I think my last post might have caused some political confusion. I was making fun of an ignorant tea partier in North Carolina, and some of the comments seemed to assume that Ol’ JT was some sort of conservative. To some of us, this is just crazy talk. The tea partiers and the libertarians aren’t conservatives, they’re radicals, as radical as the regressive librarians but a lot more numerous. There’s nothing they want to conserve.
True conservatives are against all abuses of government, just like everyone else is, but they’re not against all government services. What they’re especially against is radicalism and sweeping change. Public libraries of a sort have been an American institution for over 150 years. Their predecessors, the various subscription and circulating libraries that often served as de facto public libraries, are older than the USA itself. These are sturdy and longstanding public agencies that have helped generations of Americans improve themselves, and only radicals want to destroy such institutions. Like the provision of roads or water, they do what can’t be done individually.
Conservatives traditionally like libraries, for all sorts of reasons. Libraries conserve the best of human culture and make it available for the masses. I realize a lot of libraries don’t take this mission seriously, and they think that they’re somehow fulfilling their public mission by providing access to Internet porn and videogames, but in theory this is what libraries do, and frequently in practice as well.
Conservatives are a lot smarter than the tea partiers and libertarians. They recognize that society is a relationship between the dead, the living, and the yet unborn that exists to help us do things that we can’t do on our own. Public institutions and agencies are fully justified in many instances. Conservatives just think more carefully about what government agencies are worth funding with public monies and which are not.
One crucial distinction is between government agencies that sap the virtues of individual effort, self-improvement, and personal responsibility and those that foster them.
Cradle-to-grave welfare that makes no allowance for personal initiative or effort destroys those virtues, and should not be funded. Here we also get the common distinction among conservatives of the deserving and the undeserving poor. Communists, socialists, and varieties of liberal think all the poor are deserving.
Conservatives don’t. Those who, despite being given opportunities, make no effort to improve their lot are the undeserving poor. However, to distinguish between the deserving and the undeserving poor, the opportunity to improve oneself must be made available. Hence, institutions such as public schools and public libraries.
Andrew Carnegie is a good example of such a conservative. He funded public libraries so that people could improve themselves if they made the effort. The same opportunities are still necessary today. Conservatives want people to succeed, and they realize this success has to come from self-effort, not government handouts. But absolutely no one, rich or poor, succeeds without being given the tools and support for success. Libraries are one way to provide this support.
Are libraries perfect in meeting their mission? Absolutely not. The utter foolishness of fighting efforts to combat Internet porn in public libraries shows lots of librarians don’t understand what they should be doing.

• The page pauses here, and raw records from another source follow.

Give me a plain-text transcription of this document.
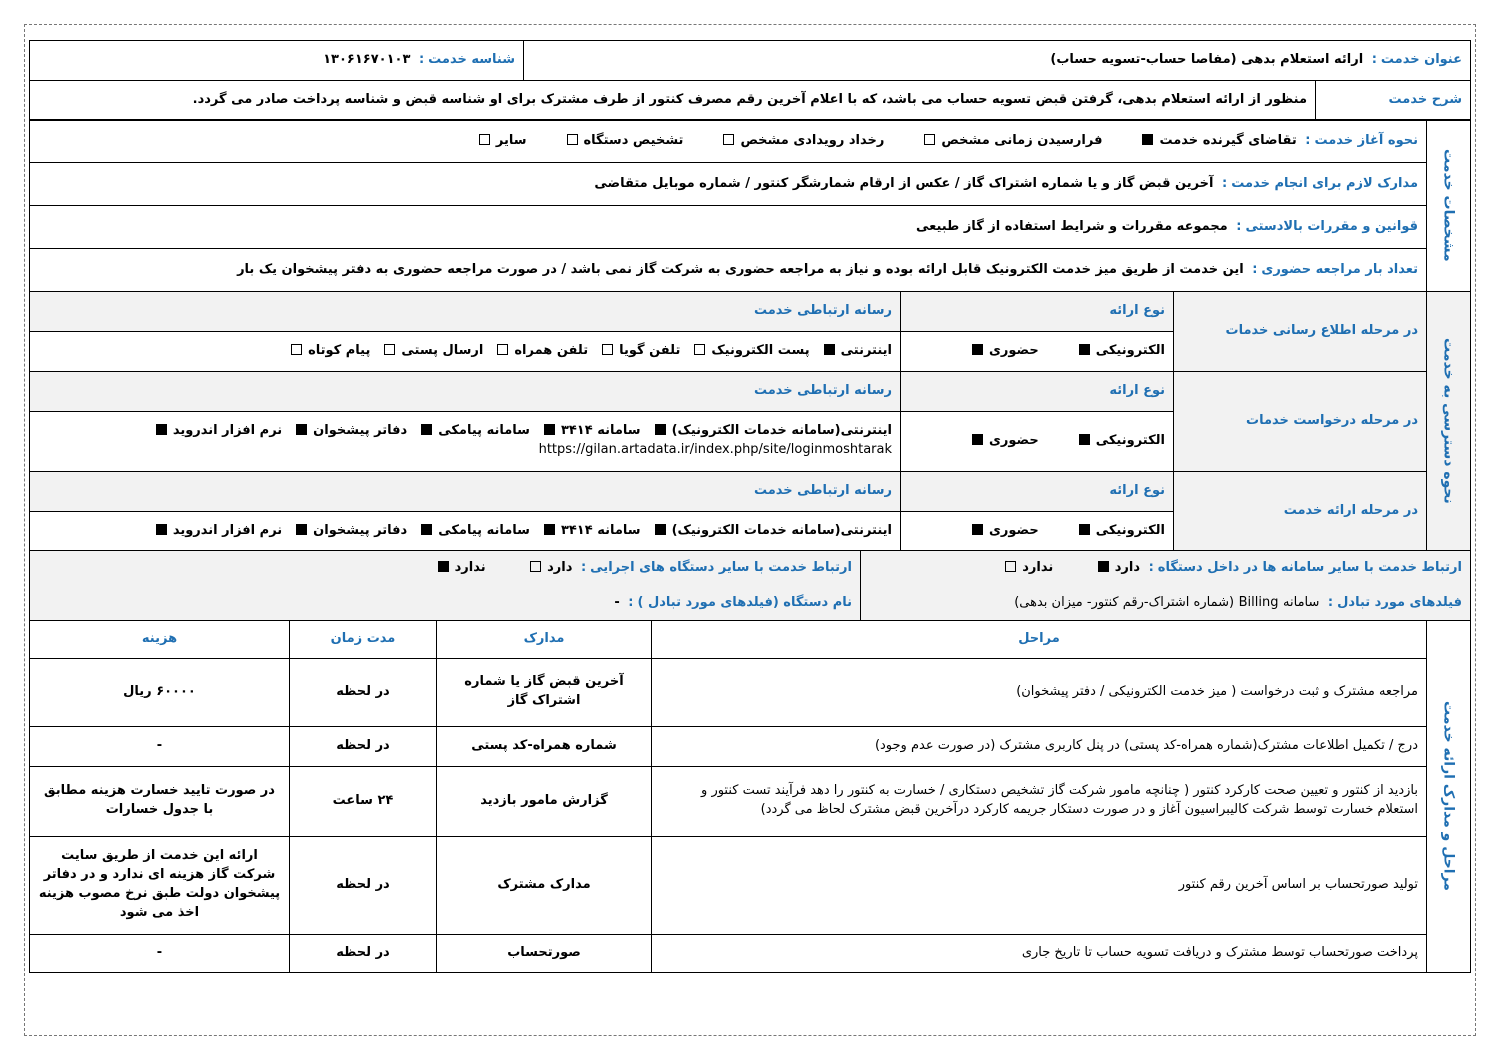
عنوان خدمت: ارائه استعلام بدهی (مفاصا حساب-تسویه حساب)	شناسه خدمت: ۱۳۰۶۱۶۷۰۱۰۳
شرح خدمت	منظور از ارائه استعلام بدهی، گرفتن قبض تسویه حساب می باشد، که با اعلام آخرین رقم مصرف کنتور از طرف مشترک برای او شناسه قبض و شناسه پرداخت صادر می گردد.
مشخصات خدمت	نحوه آغاز خدمت: تقاضای گیرنده خدمتفرارسیدن زمانی مشخصرخداد رویدادی مشخصتشخیص دستگاهسایر
مدارک لازم برای انجام خدمت: آخرین قبض گاز و یا شماره اشتراک گاز / عکس از ارقام شمارشگر کنتور / شماره موبایل متقاضی
قوانین و مقررات بالادستی: مجموعه مقررات و شرایط استفاده از گاز طبیعی
تعداد بار مراجعه حضوری: این خدمت از طریق میز خدمت الکترونیک قابل ارائه بوده و نیاز به مراجعه حضوری به شرکت گاز نمی باشد / در صورت مراجعه حضوری به دفتر پیشخوان یک بار
نحوه دسترسی به خدمت	در مرحله اطلاع رسانی خدمات	نوع ارائه	رسانه ارتباطی خدمت
		الکترونیکیحضوری	اینترنتیپست الکترونیکتلفن گویاتلفن همراهارسال پستیپیام کوتاه
	در مرحله درخواست خدمات	نوع ارائه	رسانه ارتباطی خدمت
		الکترونیکیحضوری	اینترنتی(سامانه خدمات الکترونیک)سامانه ۳۴۱۴سامانه پیامکیدفاتر پیشخواننرم افزار اندروید
https://gilan.artadata.ir/index.php/site/loginmoshtarak

	در مرحله ارائه خدمت	نوع ارائه	رسانه ارتباطی خدمت
		الکترونیکیحضوری	اینترنتی(سامانه خدمات الکترونیک)سامانه ۳۴۱۴سامانه پیامکیدفاتر پیشخواننرم افزار اندروید
ارتباط خدمت با سایر سامانه ها در داخل دستگاه: دارد ندارد	ارتباط خدمت با سایر دستگاه های اجرایی: دارد ندارد
فیلدهای مورد تبادل: سامانه Billing (شماره اشتراک-رقم کنتور- میزان بدهی)	نام دستگاه (فیلدهای مورد تبادل ): -
مراحل و مدارک ارائه خدمت	مراحل	مدارک	مدت زمان	هزینه
	مراجعه مشترک و ثبت درخواست ( میز خدمت الکترونیکی / دفتر پیشخوان)	آخرین قبض گاز یا شماره اشتراک گاز	در لحظه	۶۰۰۰۰ ریال
	درج / تکمیل اطلاعات مشترک(شماره همراه-کد پستی) در پنل کاربری مشترک (در صورت عدم وجود)	شماره همراه-کد پستی	در لحظه	-
	بازدید از کنتور و تعیین صحت کارکرد کنتور ( چنانچه مامور شرکت گاز تشخیص دستکاری / خسارت به کنتور را دهد فرآیند تست کنتور و استعلام خسارت توسط شرکت کالیبراسیون آغاز و در صورت دستکار جریمه کارکرد درآخرین قبض مشترک لحاظ می گردد)	گزارش مامور بازدید	۲۴ ساعت	در صورت تایید خسارت هزینه مطابق با جدول خسارات
	تولید صورتحساب بر اساس آخرین رقم کنتور	مدارک مشترک	در لحظه	ارائه این خدمت از طریق سایت شرکت گاز هزینه ای ندارد و در دفاتر پیشخوان دولت طبق نرخ مصوب هزینه اخذ می شود
	پرداخت صورتحساب توسط مشترک و دریافت تسویه حساب تا تاریخ جاری	صورتحساب	در لحظه	-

In their zeal to destroy government, tea partying radicals are too stupid to discern between public agencies that serve the public good and those that undermine it. In their zeal to promote access to "information," some librarians are too stupid to discern between information for self-improvement and information for self-abuse.
Librarians can babble on about intellectual freedom all they like, but it’s clear to sane observers that many librarians can’t distinguish between liberty and license. Is this driving the radical forces attempt to destroy our public institutions? I don’t know. Conservative librarians know how liberal the ALA is, but outside of the profession no one really cares what librarians have to say about politics.

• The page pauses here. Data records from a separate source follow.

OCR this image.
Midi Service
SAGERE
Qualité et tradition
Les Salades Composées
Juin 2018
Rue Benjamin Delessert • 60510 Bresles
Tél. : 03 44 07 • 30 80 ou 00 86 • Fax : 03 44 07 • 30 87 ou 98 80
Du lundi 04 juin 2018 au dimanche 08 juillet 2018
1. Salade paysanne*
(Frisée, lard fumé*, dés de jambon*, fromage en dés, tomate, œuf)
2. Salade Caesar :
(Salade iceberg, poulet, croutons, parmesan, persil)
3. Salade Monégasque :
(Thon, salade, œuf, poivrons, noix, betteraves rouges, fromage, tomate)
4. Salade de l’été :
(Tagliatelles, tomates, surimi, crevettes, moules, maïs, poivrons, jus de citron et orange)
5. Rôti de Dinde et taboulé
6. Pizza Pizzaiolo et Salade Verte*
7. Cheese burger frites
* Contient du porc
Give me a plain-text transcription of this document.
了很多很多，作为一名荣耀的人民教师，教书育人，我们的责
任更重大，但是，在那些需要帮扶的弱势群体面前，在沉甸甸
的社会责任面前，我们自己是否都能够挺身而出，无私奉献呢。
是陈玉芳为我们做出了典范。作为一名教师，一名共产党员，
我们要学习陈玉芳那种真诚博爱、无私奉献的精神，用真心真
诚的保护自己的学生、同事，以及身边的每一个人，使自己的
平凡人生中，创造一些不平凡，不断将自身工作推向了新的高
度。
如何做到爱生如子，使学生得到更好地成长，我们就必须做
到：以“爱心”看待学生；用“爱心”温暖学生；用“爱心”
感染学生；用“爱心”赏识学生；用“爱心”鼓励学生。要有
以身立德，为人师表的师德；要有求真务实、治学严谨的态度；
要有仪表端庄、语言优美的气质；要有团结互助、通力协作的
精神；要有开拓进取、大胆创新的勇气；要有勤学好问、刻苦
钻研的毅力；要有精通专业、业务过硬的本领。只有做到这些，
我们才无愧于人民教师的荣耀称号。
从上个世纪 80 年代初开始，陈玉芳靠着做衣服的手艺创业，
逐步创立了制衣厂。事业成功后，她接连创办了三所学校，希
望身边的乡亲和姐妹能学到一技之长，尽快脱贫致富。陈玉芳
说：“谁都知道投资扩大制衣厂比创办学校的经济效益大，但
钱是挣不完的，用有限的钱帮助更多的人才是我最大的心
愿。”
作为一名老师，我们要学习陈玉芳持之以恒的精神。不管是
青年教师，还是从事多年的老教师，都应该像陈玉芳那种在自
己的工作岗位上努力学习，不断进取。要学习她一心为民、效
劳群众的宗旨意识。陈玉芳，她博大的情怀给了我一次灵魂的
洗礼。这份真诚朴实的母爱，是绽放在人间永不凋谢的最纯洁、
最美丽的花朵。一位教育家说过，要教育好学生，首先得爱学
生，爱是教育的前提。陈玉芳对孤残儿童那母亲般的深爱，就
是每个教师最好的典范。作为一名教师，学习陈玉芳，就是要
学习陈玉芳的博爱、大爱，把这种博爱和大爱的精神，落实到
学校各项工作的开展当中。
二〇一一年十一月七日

I have noticed one similarity between radicals of all stripes, and that’s their desire for "change." Across the country we have radicals voting out perfectly good conservatives because they want "change." This isn’t much different from the radical librarians like the twopointopians who are always yammering at us about how we need to change because change is good. Things change, they tell us, and we need to keep up!
Radicals inside the profession have been claiming we need to change in all sorts of incompatible ways for a while now. Guess what? Libraries are changing. They’re shrinking. They’re going out of business.
This should make all the radicals happy. Defunct libraries won’t be doing a disservice to the community by picking Ol’ JT’s pockets or failing to create a blog. Radicals in conservative clothing are just as bad as radicals in radical clothing.